When writing C programs that need to share a file scope variable between the application and an interrupt routine/a thread/a callback routine, it is well-known that the variable must be declared volatile, or else the compiler may do incorrect optimizations. This is an example of what I mean:
int flag;
void some_interrupt (void)
{
flag = 1;
}
int main()
{
flag = 0;
...
/* <-- interrupt occurs here */
x = flag; /* BUG: the compiler doesn't realize that "flag" was changed
and sets x to 0 even though flag==1 */
}
To prevent the above bug, "flag" should have been declared as volatile.
My question is: how does this apply to C++ when creating a class containing a thread?
I have a class looking something like this:
class My_thread
{
private:
int flag;
static void thread_func (void* some_arg) // thread callback function
{
My_thread* this_ptr= (My_thread*)some_arg;
}
};
"some_arg" will contain a pointer to an instance of the class, so that each object of "My_thread" has its own thread. Through this pointer it will access member variables.
Does this mean that "this_ptr" must be declared as pointer-to-volatile data? Must "flag" be volatile as well?
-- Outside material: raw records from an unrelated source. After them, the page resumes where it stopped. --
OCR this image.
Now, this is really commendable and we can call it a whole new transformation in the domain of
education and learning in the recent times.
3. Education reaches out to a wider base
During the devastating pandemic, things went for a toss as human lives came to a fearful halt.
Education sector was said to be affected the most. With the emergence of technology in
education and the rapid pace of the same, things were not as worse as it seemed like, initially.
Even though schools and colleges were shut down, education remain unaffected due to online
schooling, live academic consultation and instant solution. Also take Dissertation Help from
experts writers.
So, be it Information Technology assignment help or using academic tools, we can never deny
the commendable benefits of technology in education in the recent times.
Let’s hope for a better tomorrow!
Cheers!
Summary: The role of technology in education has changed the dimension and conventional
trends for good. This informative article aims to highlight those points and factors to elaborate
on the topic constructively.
And if so, must I make all member functions that modify "flag" volatile?
I'm not interested in how a particular OS or compiler behaves, I am looking for a generic, completely portable solution.
EDIT: This question has nothing to do with thread-safety whatsoever!
The real code will have semaphores etc.
To clarify, I wish to avoid bugs caused by the compiler's unawareness of that a callback function may be called from sources outside the program itself, and therefore make incorrect conclusions about whether certain variables have been used or not. I know how to do this in C, as illustrated with the first example, but not in C++.
Well, that edit makes all the difference of the world. Semaphores introduce memory barriers. Those make volatile redundant. The compiler will always reload int flag after any operation on a semaphore.
Fred Larson already predicted this. volatile is insufficient in the absence of locks, and redudant in the presence of locks. That makes it useless for thread-safe programming.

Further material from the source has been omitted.